Britain was on a knife edge when Lucy Connolly, a mother and former nanny, tapped out an inflammatory 51-word post on social media a year ago, calling for “all” hotels that house asylum seekers to be set on fire. “If that makes me a racist, so be it,” she added, a postscript that did nothing to spare her the wrath of the country’s courts.
Her post was viewed 310,000 times. Now serving a 31-month prison sentence for inciting racial hatred, Ms. Connolly has become a charged symbol in a debate over whether Britain is suppressing free speech. Last month, an appeals court refused to reduce her sentence, drawing angry protests from her defenders, mainly on the political right.

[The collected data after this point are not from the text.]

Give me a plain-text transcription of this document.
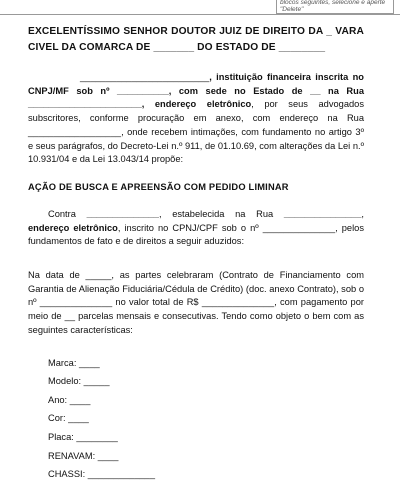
blocos seguintes, selecione e aperte "Delete"
EXCELENTÍSSIMO SENHOR DOUTOR JUIZ DE DIREITO DA _ VARA CIVEL DA COMARCA DE _______ DO ESTADO DE ________
_________________________, instituição financeira inscrita no CNPJ/MF sob nº __________, com sede no Estado de __ na Rua ______________________, endereço eletrônico, por seus advogados subscritores, conforme procuração em anexo, com endereço na Rua __________________, onde recebem intimações, com fundamento no artigo 3º e seus parágrafos, do Decreto-Lei n.º 911, de 01.10.69, com alterações da Lei n.º 10.931/04 e da Lei 13.043/14 propõe:
AÇÃO DE BUSCA E APREENSÃO COM PEDIDO LIMINAR
Contra ______________, estabelecida na Rua _______________, endereço eletrônico, inscrito no CPNJ/CPF sob o nº ______________, pelos fundamentos de fato e de direitos a seguir aduzidos:
Na data de _____, as partes celebraram (Contrato de Financiamento com Garantia de Alienação Fiduciária/Cédula de Crédito) (doc. anexo Contrato), sob o nº ______________ no valor total de R$ ______________, com pagamento por meio de __ parcelas mensais e consecutivas. Tendo como objeto o bem com as seguintes características:
Marca: ____
Modelo: _____
Ano: ____
Cor: ____
Placa: ________
RENAVAM: ____
CHASSI: _____________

Ms. Connolly’s arrest came during a fevered period after the killing of three young girls by a British son of Rwandan migrants, which ignited anti-immigrant riots across the country. She is one of thousands of people arrested in Britain each year for sending or posting offensive messages, which can include those that are “indecent or grossly offensive” if they are intended to cause distress to the recipient.
Critics, including Vice President JD Vance and Elon Musk, accuse Britain of backsliding in the age of social media. They point to a thicket of laws, some old, some new, combined with overly zealous policing, and a perception, on the right and the left, that law enforcement is biased against their points of view.
Britain, they say, is restricting speech in ways that affect “not just the British,” as Mr. Vance put it in February in an Oval Office meeting with Prime Minister Keir Starmer, “but also affect American technology companies and, by extension, American citizens.”
Mr. Starmer gives no ground when asked to respond to Mr. Vance’s claim that “free speech, I fear, is in retreat.”